Een van de belangrijkste redenen voor museumbezoekers om een aankoop te doen in de winkel is dat de aankoop geldt bewijs voor de bijzondere ervaring. Het feit dat mensen graag foto’s maken van toeristische attracties, ook al is er veel beter beeldmateriaal beschikbaar, geeft aan dat men graag een persoonlijk bewijs van deze bijzondere ervaring heeft. Naar mijn mening zou het goed zijn als museumwinkels in de toekomst meer inspelen op de behoefte van de toerist aan een persoonlijk souvenir. Omdat foto’s zo goed inspelen op de behoefte van de toerist om eigen bewijsmateriaal te verzamelen, zou de foto ook kunnen worden gebruikt in de museumwinkel. Zo zou de winkel een souvenir kunnen ontwikkelen, waarbij een persoonlijke foto bewerkt wordt in de stijl van een bepaalde kunstenaar.

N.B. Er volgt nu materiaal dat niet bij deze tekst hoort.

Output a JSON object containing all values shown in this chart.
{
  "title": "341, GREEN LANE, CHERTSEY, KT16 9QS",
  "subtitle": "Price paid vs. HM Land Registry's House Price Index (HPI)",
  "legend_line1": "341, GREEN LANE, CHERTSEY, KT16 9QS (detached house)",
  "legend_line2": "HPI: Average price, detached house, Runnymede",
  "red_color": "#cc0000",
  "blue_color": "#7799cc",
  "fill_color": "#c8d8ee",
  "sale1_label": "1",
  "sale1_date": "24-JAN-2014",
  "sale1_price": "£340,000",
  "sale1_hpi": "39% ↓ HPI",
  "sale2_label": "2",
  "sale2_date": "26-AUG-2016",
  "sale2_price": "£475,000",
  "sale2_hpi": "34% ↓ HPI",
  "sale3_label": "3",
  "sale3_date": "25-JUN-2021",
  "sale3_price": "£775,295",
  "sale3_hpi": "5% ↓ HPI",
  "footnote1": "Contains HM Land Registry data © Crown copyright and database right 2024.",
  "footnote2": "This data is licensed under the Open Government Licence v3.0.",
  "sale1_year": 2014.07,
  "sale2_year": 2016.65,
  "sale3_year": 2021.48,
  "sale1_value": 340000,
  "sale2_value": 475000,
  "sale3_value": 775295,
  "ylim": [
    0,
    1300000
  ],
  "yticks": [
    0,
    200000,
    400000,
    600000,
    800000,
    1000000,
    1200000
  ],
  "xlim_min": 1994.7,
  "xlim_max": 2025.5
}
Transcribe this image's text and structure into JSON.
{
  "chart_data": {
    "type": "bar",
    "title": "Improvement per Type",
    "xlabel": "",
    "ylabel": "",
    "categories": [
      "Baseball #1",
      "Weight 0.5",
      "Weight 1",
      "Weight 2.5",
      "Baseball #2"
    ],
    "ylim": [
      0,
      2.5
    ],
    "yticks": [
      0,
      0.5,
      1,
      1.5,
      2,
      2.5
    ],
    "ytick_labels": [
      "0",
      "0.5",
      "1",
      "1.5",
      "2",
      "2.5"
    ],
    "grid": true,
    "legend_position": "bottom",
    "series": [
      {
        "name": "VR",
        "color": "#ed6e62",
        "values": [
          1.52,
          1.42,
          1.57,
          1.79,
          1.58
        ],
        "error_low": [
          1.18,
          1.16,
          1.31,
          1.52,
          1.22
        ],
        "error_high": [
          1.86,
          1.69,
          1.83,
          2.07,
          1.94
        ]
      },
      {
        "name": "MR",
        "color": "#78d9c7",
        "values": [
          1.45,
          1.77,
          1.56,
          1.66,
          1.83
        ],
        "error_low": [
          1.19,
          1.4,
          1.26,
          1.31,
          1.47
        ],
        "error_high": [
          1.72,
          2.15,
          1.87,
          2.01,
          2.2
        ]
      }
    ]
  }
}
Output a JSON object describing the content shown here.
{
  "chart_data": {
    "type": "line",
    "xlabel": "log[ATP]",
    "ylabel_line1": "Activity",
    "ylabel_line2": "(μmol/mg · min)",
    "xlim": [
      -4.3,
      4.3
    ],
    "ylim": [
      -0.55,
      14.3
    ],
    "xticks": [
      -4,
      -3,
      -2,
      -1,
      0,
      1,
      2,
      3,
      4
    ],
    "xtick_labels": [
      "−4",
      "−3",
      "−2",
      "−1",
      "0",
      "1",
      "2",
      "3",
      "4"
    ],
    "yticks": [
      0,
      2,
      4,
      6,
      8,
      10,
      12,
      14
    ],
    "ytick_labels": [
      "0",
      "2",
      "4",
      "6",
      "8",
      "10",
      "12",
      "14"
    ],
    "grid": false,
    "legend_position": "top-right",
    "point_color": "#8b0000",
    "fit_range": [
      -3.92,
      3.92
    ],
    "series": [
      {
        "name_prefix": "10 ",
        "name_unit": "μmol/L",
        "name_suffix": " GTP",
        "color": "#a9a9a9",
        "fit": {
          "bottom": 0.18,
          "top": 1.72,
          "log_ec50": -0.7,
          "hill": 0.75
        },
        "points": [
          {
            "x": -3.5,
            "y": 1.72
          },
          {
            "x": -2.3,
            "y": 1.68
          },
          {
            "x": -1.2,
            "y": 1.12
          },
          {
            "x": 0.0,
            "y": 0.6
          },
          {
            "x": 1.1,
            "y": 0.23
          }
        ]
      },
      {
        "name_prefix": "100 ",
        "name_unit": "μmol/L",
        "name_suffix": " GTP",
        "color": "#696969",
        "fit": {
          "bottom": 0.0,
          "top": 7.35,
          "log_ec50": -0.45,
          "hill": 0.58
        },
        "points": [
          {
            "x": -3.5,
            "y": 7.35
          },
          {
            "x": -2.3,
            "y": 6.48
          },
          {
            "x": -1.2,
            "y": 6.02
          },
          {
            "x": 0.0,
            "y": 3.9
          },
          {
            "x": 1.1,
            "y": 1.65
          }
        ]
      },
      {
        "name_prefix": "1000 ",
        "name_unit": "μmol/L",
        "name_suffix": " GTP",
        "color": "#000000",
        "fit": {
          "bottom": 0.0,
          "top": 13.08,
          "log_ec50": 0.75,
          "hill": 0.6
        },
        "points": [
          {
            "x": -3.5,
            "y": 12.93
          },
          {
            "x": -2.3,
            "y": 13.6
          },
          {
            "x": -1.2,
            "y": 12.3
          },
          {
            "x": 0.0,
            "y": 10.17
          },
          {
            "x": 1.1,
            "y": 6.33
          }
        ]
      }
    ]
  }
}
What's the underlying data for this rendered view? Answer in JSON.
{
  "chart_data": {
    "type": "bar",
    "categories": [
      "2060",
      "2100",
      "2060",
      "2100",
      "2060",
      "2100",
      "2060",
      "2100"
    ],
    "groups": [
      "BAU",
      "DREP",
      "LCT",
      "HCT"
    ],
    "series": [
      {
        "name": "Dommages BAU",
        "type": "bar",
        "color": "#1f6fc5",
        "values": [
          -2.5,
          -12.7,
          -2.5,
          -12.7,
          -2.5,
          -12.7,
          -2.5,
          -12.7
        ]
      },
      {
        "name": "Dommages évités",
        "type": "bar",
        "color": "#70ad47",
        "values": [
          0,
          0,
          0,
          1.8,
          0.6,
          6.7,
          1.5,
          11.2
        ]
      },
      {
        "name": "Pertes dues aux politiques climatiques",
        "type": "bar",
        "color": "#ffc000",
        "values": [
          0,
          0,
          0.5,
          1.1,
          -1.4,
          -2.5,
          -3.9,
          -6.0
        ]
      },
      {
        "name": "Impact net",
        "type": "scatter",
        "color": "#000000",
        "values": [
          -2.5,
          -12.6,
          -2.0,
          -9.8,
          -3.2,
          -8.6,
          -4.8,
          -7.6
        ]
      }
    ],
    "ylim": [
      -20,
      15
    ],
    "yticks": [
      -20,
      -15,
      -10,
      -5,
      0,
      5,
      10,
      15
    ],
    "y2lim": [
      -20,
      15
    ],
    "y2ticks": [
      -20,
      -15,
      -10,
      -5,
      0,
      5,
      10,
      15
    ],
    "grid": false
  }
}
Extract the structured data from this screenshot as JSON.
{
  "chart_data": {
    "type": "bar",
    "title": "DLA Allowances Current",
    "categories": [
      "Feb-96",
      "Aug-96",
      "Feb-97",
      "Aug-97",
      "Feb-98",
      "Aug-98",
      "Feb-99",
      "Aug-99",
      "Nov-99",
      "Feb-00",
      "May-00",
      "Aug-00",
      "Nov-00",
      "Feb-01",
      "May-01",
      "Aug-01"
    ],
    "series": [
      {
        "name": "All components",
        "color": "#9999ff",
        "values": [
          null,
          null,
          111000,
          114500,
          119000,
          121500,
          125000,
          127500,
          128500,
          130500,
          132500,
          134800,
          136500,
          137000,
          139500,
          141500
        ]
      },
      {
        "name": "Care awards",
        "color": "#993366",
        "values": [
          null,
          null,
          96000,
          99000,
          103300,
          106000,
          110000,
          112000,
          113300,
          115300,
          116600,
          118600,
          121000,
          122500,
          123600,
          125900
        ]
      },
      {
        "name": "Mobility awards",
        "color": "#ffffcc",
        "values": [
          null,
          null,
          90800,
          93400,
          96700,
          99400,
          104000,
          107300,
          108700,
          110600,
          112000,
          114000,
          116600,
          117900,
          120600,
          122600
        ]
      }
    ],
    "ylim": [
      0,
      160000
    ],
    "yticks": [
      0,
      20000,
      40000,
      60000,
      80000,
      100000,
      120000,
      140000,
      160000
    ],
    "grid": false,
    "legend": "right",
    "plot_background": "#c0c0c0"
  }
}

Een impressionistische uitstraling of een pop art look bijvoorbeeld. De

populariteit van de Hipstamatic app voor de iPhone, waarbij de gebruiker door middel van de keuze voor een bepaald filter verschillende soorten foto’s kan maken, heeft aangetoond dat creativiteit in

fotografie erg in trek is. Andere souvenirs waarbij de bezoeker zelf de keuze krijgt, bijvoorbeeld voor de print of de vorm van een mok, zouden ook een mogelijkheid zijn.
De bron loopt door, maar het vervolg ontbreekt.